One of the major challenges in brain tumor therapy remains the difficulty of delivering drugs across the blood-brain barrier (BBB). Building on previous biodistribution studies (40
), our hypothesis was that imetelstat could penetrate the BBB and efficiently inhibit telomerase in orthotopic GBM tumors. Despite strong evidence of tight junctions, our data clearly shows for the first time that intraperitoneal-introduced imetelstat was able to penetrate the BBB in sufficient intra-parenchymal concentration to block ~70% of telomerase activity in human GBM orthotopic xenograft cells.
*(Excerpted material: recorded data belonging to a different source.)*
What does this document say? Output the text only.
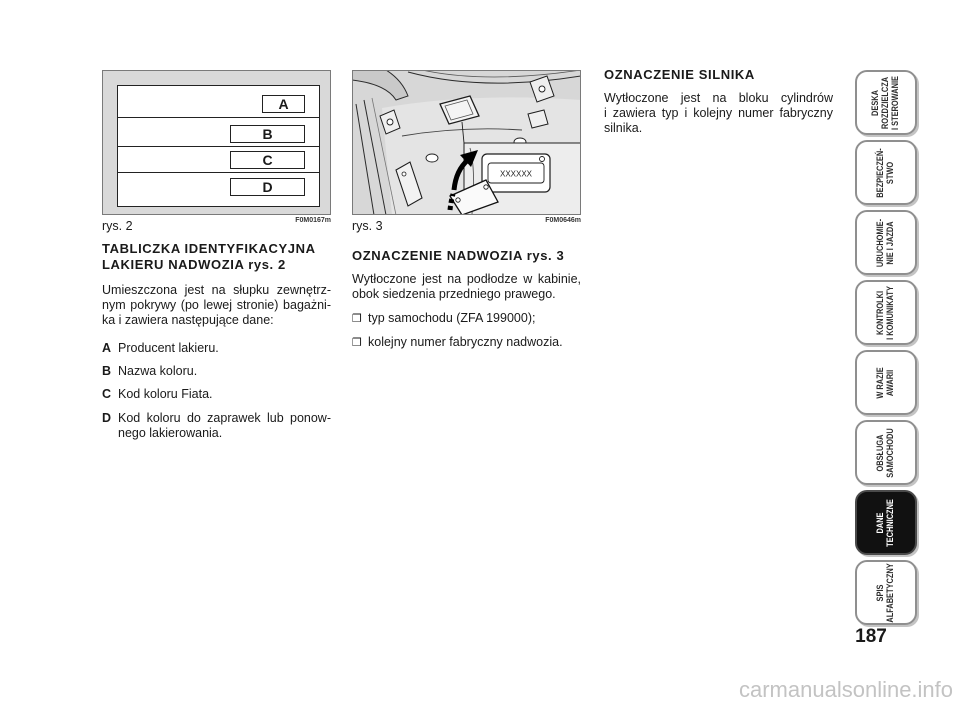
A
B
C
D
rys. 2	F0M0167m
XXXXXX
rys. 3	F0M0646m
TABLICZKA IDENTYFIKACYJNA
LAKIERU NADWOZIA rys. 2
Umieszczona jest na słupku zewnętrz-
nym pokrywy (po lewej stronie) bagażni-
ka i zawiera następujące dane:
A Producent lakieru.
B Nazwa koloru.
C Kod koloru Fiata.
D Kod koloru do zaprawek lub ponow-
nego lakierowania.
OZNACZENIE NADWOZIA rys. 3
Wytłoczone jest na podłodze w kabinie,
obok siedzenia przedniego prawego.
❒ typ samochodu (ZFA 199000);
❒ kolejny numer fabryczny nadwozia.
OZNACZENIE SILNIKA
Wytłoczone jest na bloku cylindrów
i zawiera typ i kolejny numer fabryczny
silnika.
DESKA ROZDZIELCZA I STEROWANIE
BEZPIECZEŃ- STWO
URUCHOMIE- NIE I JAZDA
KONTROLKI I KOMUNIKATY
W RAZIE AWARII
OBSŁUGA SAMOCHODU
DANE TECHNICZNE
SPIS ALFABETYCZNY
187
carmanualsonline.info
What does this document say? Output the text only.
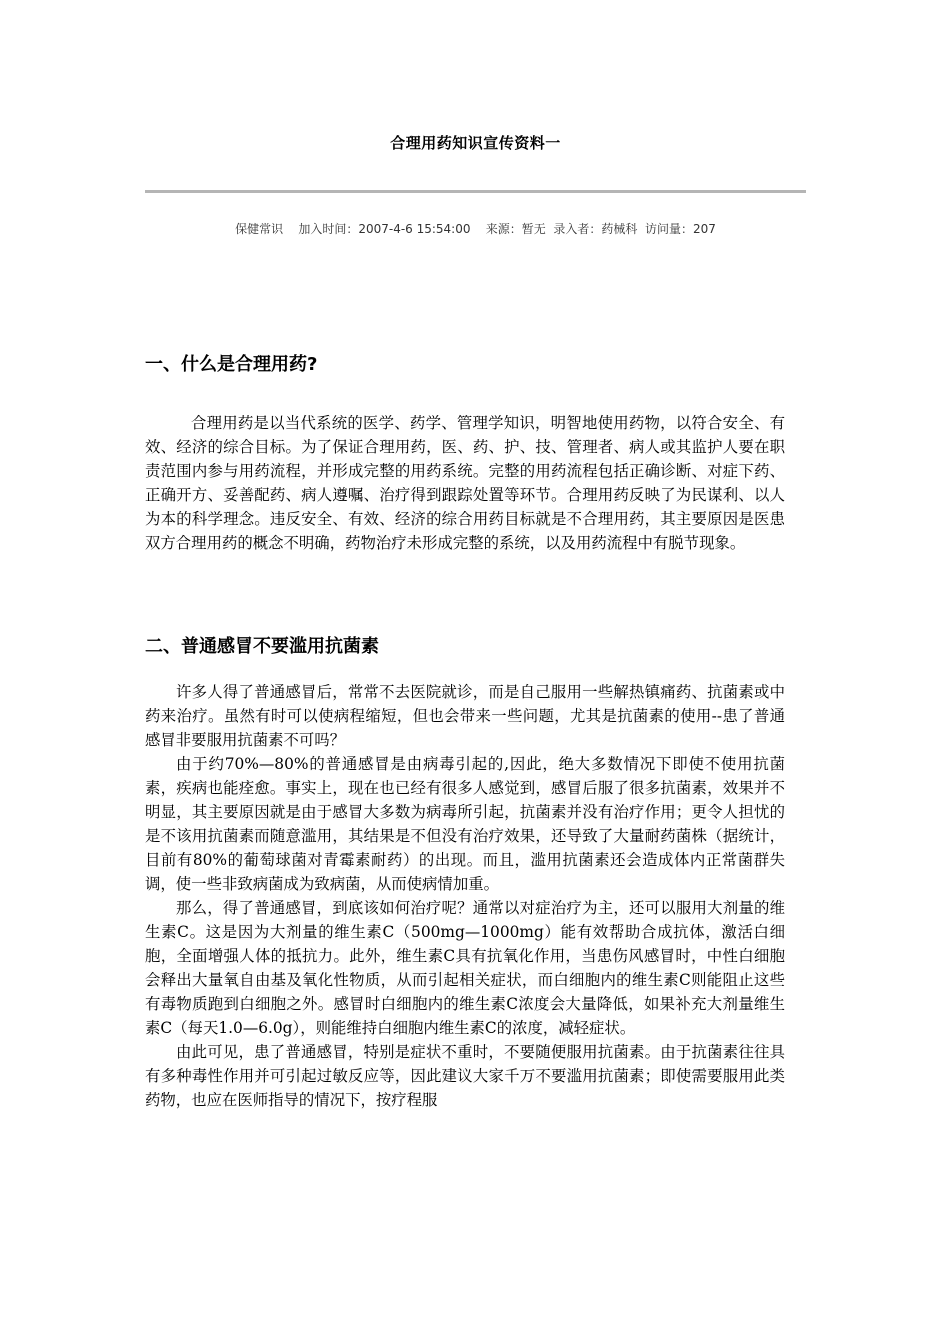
合理用药知识宣传资料一
保健常识    加入时间：2007-4-6 15:54:00    来源：暂无  录入者：药械科  访问量：207
一、什么是合理用药?

合理用药是以当代系统的医学、药学、管理学知识，明智地使用药物，以符合安全、有效、经济的综合目标。为了保证合理用药，医、药、护、技、管理者、病人或其监护人要在职责范围内参与用药流程，并形成完整的用药系统。完整的用药流程包括正确诊断、对症下药、正确开方、妥善配药、病人遵嘱、治疗得到跟踪处置等环节。合理用药反映了为民谋利、以人为本的科学理念。违反安全、有效、经济的综合用药目标就是不合理用药，其主要原因是医患双方合理用药的概念不明确，药物治疗未形成完整的系统，以及用药流程中有脱节现象。

二、普通感冒不要滥用抗菌素

许多人得了普通感冒后，常常不去医院就诊，而是自己服用一些解热镇痛药、抗菌素或中药来治疗。虽然有时可以使病程缩短，但也会带来一些问题，尤其是抗菌素的使用--患了普通感冒非要服用抗菌素不可吗？

由于约70%—80%的普通感冒是由病毒引起的,因此，绝大多数情况下即使不使用抗菌素，疾病也能痊愈。事实上，现在也已经有很多人感觉到，感冒后服了很多抗菌素，效果并不明显，其主要原因就是由于感冒大多数为病毒所引起，抗菌素并没有治疗作用；更令人担忧的是不该用抗菌素而随意滥用，其结果是不但没有治疗效果，还导致了大量耐药菌株（据统计，目前有80%的葡萄球菌对青霉素耐药）的出现。而且，滥用抗菌素还会造成体内正常菌群失调，使一些非致病菌成为致病菌，从而使病情加重。

那么，得了普通感冒，到底该如何治疗呢？通常以对症治疗为主，还可以服用大剂量的维生素C。这是因为大剂量的维生素C（500mg—1000mg）能有效帮助合成抗体，激活白细胞，全面增强人体的抵抗力。此外，维生素C具有抗氧化作用，当患伤风感冒时，中性白细胞会释出大量氧自由基及氧化性物质，从而引起相关症状，而白细胞内的维生素C则能阻止这些有毒物质跑到白细胞之外。感冒时白细胞内的维生素C浓度会大量降低，如果补充大剂量维生素C（每天1.0—6.0g），则能维持白细胞内维生素C的浓度，减轻症状。

由此可见，患了普通感冒，特别是症状不重时，不要随便服用抗菌素。由于抗菌素往往具有多种毒性作用并可引起过敏反应等，因此建议大家千万不要滥用抗菌素；即使需要服用此类药物，也应在医师指导的情况下，按疗程服
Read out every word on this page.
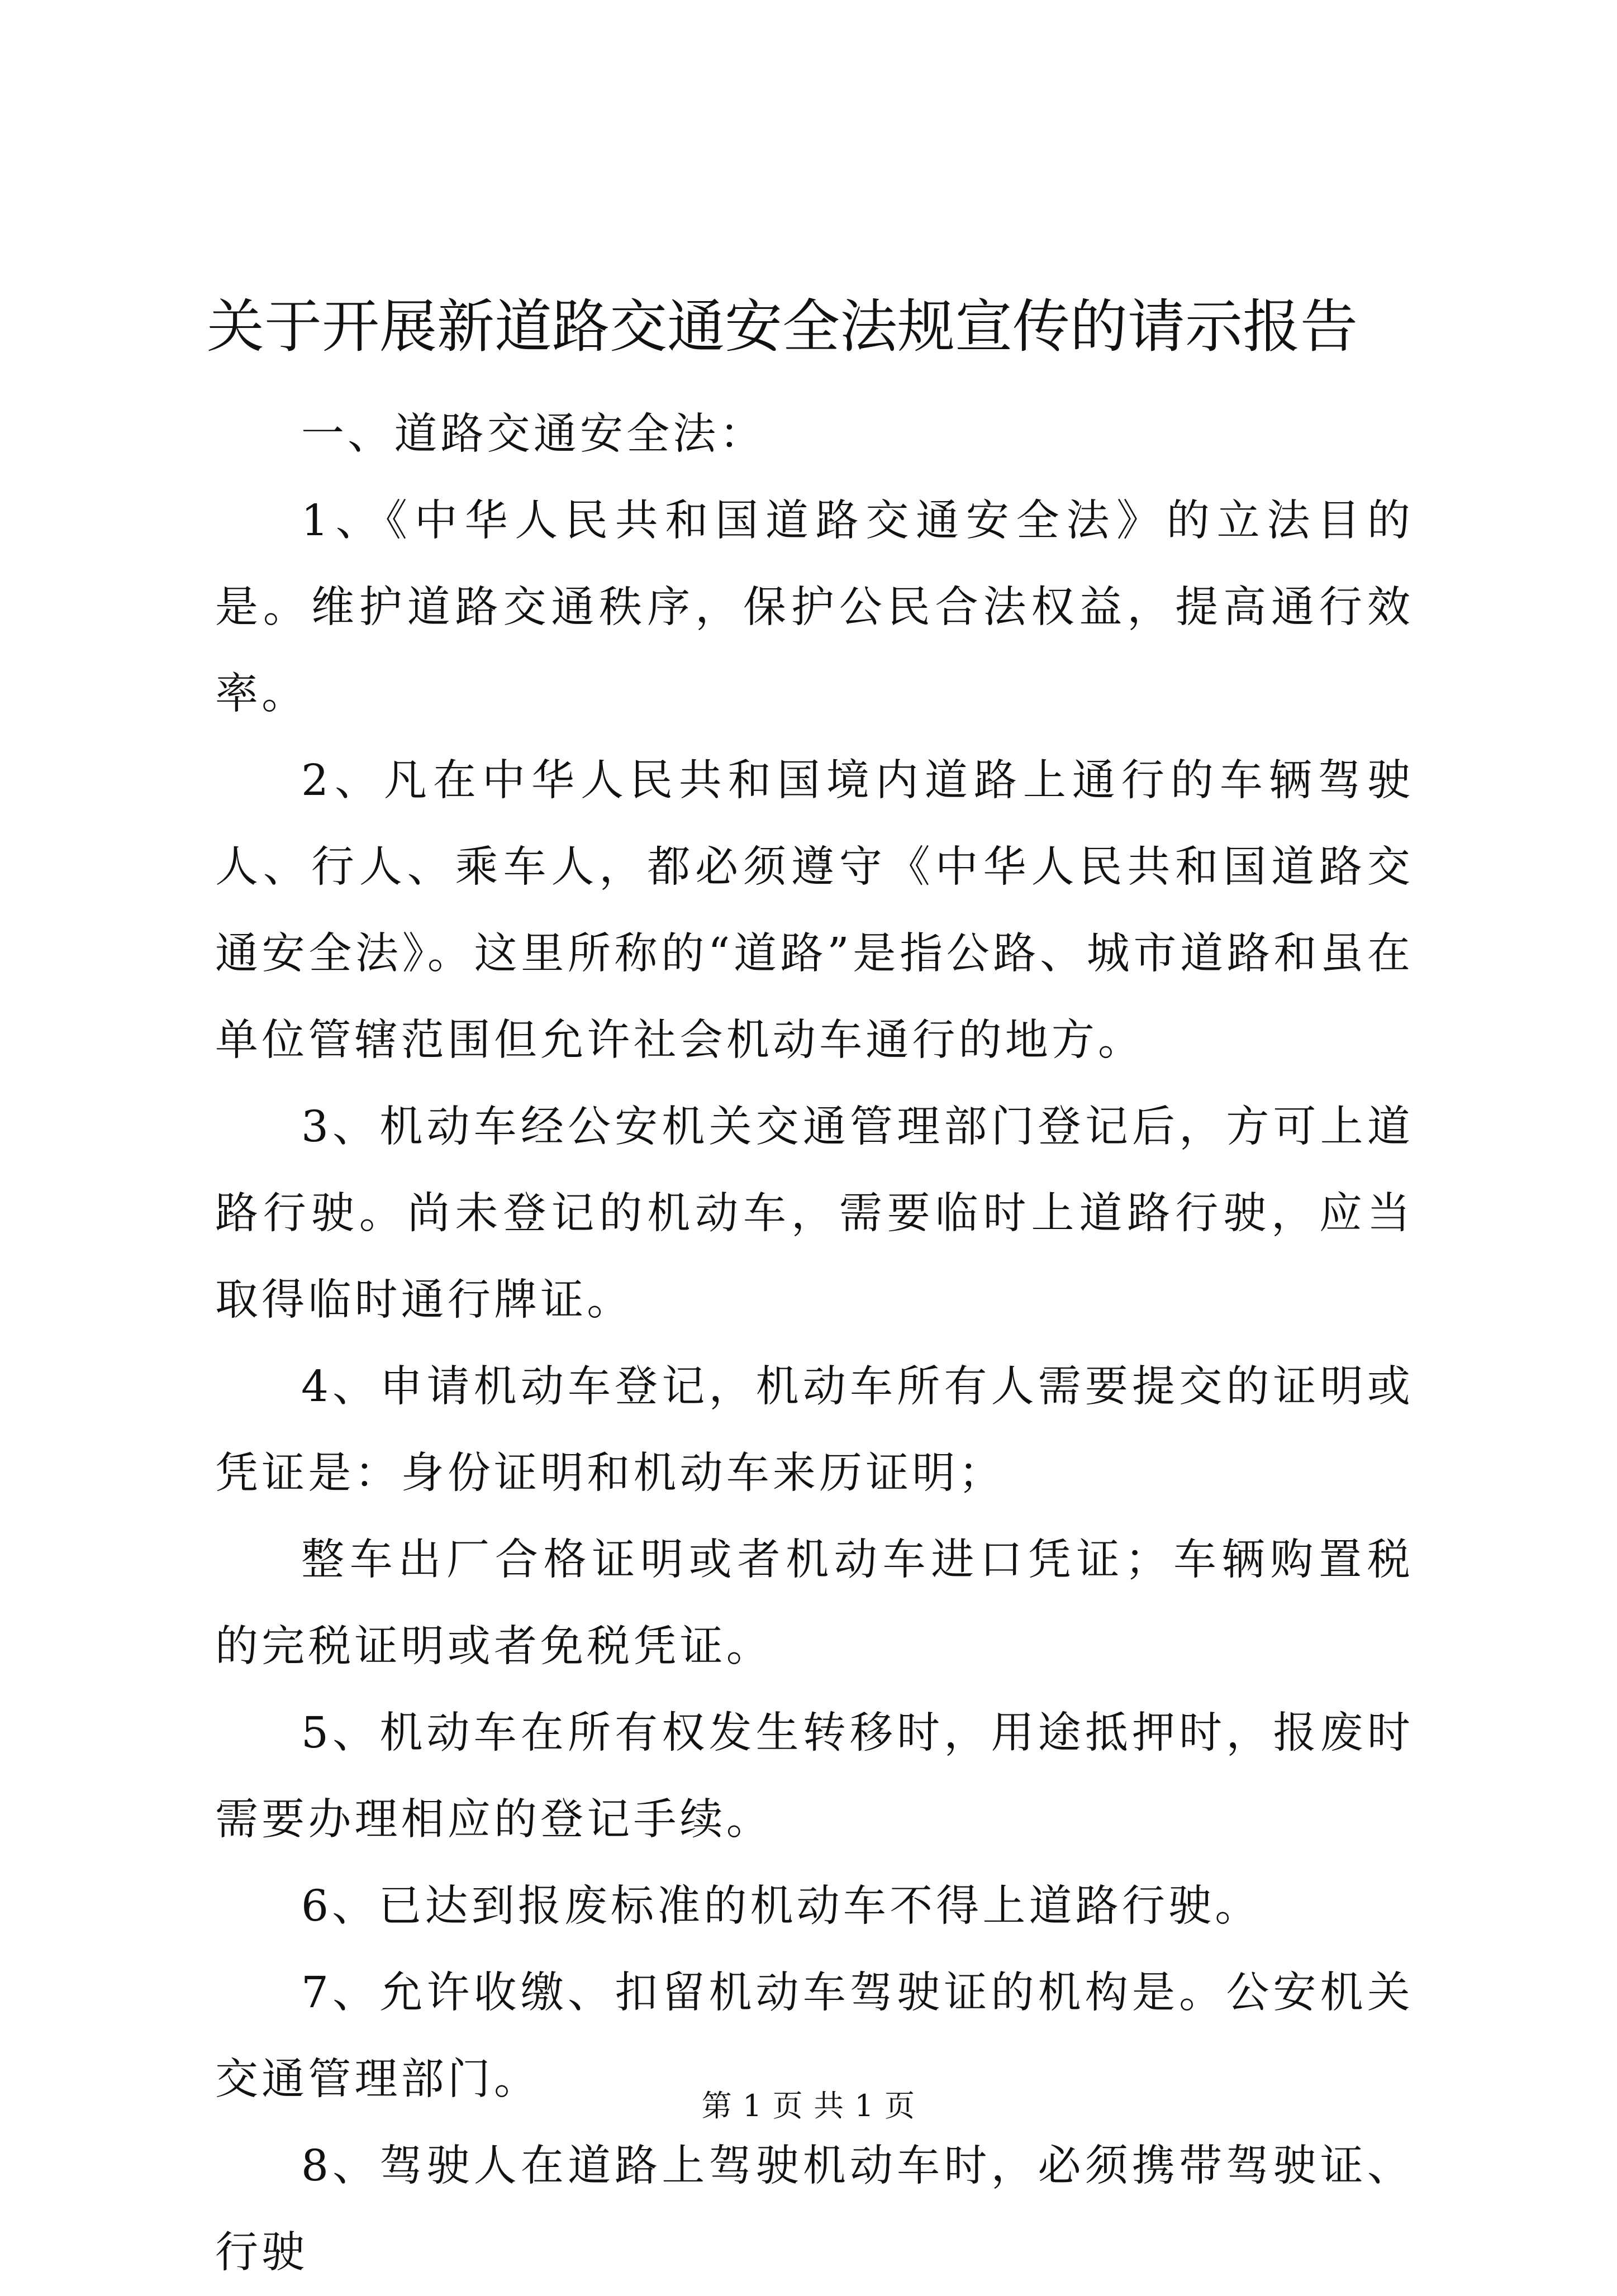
关于开展新道路交通安全法规宣传的请示报告

一、道路交通安全法：

1、《中华人民共和国道路交通安全法》的立法目的是。维护道路交通秩序，保护公民合法权益，提高通行效率。

2、凡在中华人民共和国境内道路上通行的车辆驾驶人、行人、乘车人，都必须遵守《中华人民共和国道路交通安全法》。这里所称的“道路”是指公路、城市道路和虽在单位管辖范围但允许社会机动车通行的地方。

3、机动车经公安机关交通管理部门登记后，方可上道路行驶。尚未登记的机动车，需要临时上道路行驶，应当取得临时通行牌证。

4、申请机动车登记，机动车所有人需要提交的证明或凭证是：身份证明和机动车来历证明；

整车出厂合格证明或者机动车进口凭证；车辆购置税的完税证明或者免税凭证。

5、机动车在所有权发生转移时，用途抵押时，报废时需要办理相应的登记手续。

6、已达到报废标准的机动车不得上道路行驶。

7、允许收缴、扣留机动车驾驶证的机构是。公安机关交通管理部门。

8、驾驶人在道路上驾驶机动车时，必须携带驾驶证、行驶

第 1 页 共 1 页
The in vitro data indicated that GBM tumor-initiating cell must undergo at least 15-20 population doublings before significant telomere attrition may occur. Because in the orthotopic model 5 × 104 cells were injected into the brain, the total cell number following 20 population doublings would be 5 × 1010 cells, which would exceed the 1-2 mm3 maximum tumor mass an adult mouse cranium can accommodate without brainstem compression, herniation and death. For this reason, we used subcutaneous xenografts to investigate the in vivo effect of imetelstat on the tumor growth rate and size, because this model can accommodate much larger tumor volumes (2 cm3) without significant morbidity. Furthermore, imetelstat penetration data shows that telomerase inhibition of GBM tumors cells is very similar for the subcutaneous and intracranial tumors, therefore the subcutaneous xenograft model is more than adequate for a therapeutic proof of concept. Drug treatment was initiated once the subcutaneous tumors were clearly visible (~1 mm) and the results show significant differences between the imetelstat- and vehicle-treated mice (). Regular monitoring of tumor size by bioluminescence initially showed little difference between the treated and control cohorts, but as the tumor masses approached 25% of maximal tolerate size (500 mm3), imetelstat-treated tumors were showing a significantly slower tumor growth, presumably due to a subset of tumor cells having undergone the required number of population doublings for critical telomere shortening. Most GBM patients undergo aggressive de-bulking resection (unless contraindicated by tumor location or other co-morbidities) which will ensure that there is sufficient space to permit tumor growth and erosion of telomeres to critical levels that trigger cellular quiescence and/or cell death. We predict an even greater therapeutic efficacy and perhaps a durable response when imetelstat is combined with radiation and temozolomide, which currently provide only a partial response. Taken together, the in vitro and in vivo data is encouraging for pursuing testing of imetelstat in GBM patients
Statement of Translational Relevance
Glioblastoma is one of the most lethal human cancers and the chemotherapeutic options are still limited by the reduced capacity of drugs to penetrate the blood-brain barrier. Cancer relapse is believed to be caused by small populations of tumor-initiating cells which can escape conventional therapies. Imetelstat is a novel telomerase inhibitor that inhibits telomerase and induces telomere shortening in glioblastoma tumor-initiating cells in addition to the bulk tumor mass. This pre-clinical study demonstrates that imetelstat is a highly efficient and specific agent, both in vitro and in mouse orthotopic primary glioma xenografts. Imetelstat not only penetrates the blood brain barrier but also shows increased efficacy in combination with ionizing radiation and temozolomide, the current standard of care for glioblastoma. The experimental data supports the future implementation of imetelstat in clinical studies for glioblastoma.